Долго собиралась я в эту Америку. У меня внутри много разного в сторону Америки шевелилось. С одной стороны вспоминала, как после войны приходили американские посылки с вещами и продуктами, тушёнкой, какао, а с другой — какой‑то протест был в душе, слишком уж все гордятся этой Америкой. С одной стороны тайное любопытство, а с другой страх перед неизвестностью. Только после смерти моего мужа поехала в гости: посмотрю, думаю, своими глазами на вашу хвалёную Америку. Но случилось так, что мне пришлось остаться тут надолго, уж, видно, навсегда. Вот уже восьмой год живу в Америке. Чего только я тут не насмотрелась и не напереживалась! Внуки и дочка всё время просили, чтобы я описала свои впечатления про американскую жизнь, как встретилась русская бабушка со своими американскими внуками, как приспособилась к новому миру, что и как приняла и чему удивилась. Напиши да напиши!

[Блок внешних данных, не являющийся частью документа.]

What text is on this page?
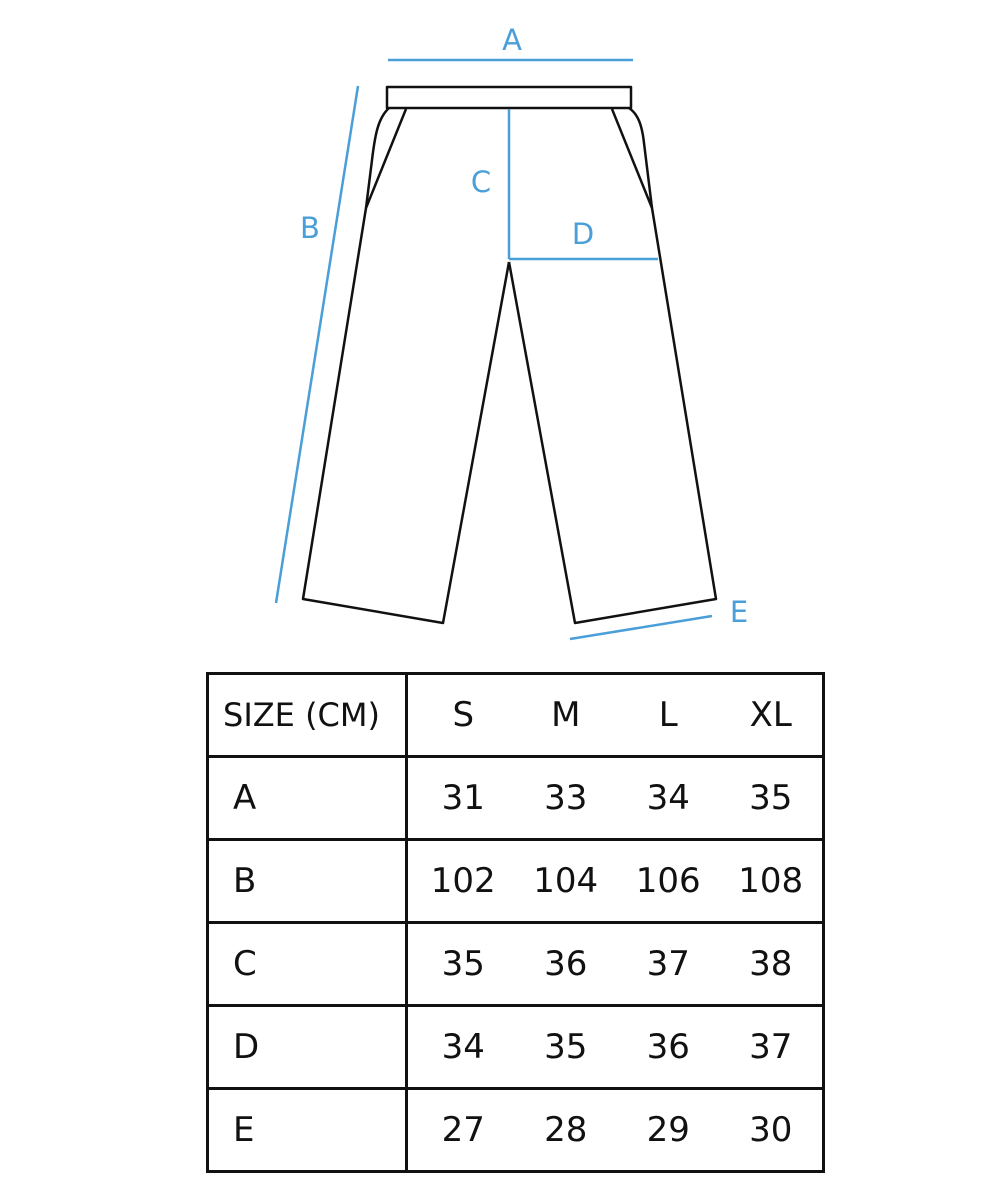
A
B
C
D
E
SIZE (CM)	S M L XL

A	31 33 34 35

B	102 104 106 108

C	35 36 37 38

D	34 35 36 37

E	27 28 29 30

— Это для вас интересно, а посторонним читать про старую бабку какое удовольствие? — отвечаю я. Что нового я открою про Америку после Колумба? И что такого особенного я расскажу? Ведь всем интересно читать про красавиц и принцев, секс, чтоб сладко глаза зажмурить и не думать о повседневности, а вы хотите меня, простую женщину, выставить на всенародное обозрение? И чего вы ожидаете от меня? Конечно, мысленно я здесь многое передумала, пересмотрела разные свои отношения, но сколько ещё остаётся непонятным, и как ещё ускользают значения отдельных событий. Как будто кто‑то протянул мне лист репейника, вдруг превратившийся в скатерть— самобранку или плывущую лодку.
И всё‑таки уговорили меня записать, что со мной здесь происходило и происходит. Вроде как работа у меня появилась, мне даже стало любопытно: как у меня всё получится? Все мои силы обратились к этой деятельности. Я сказала сама себе и им: «Делайте потом что хотите с этой разнородной смесью и моими мозаичными соединениями», но принялась писать, чтоб скучно не было.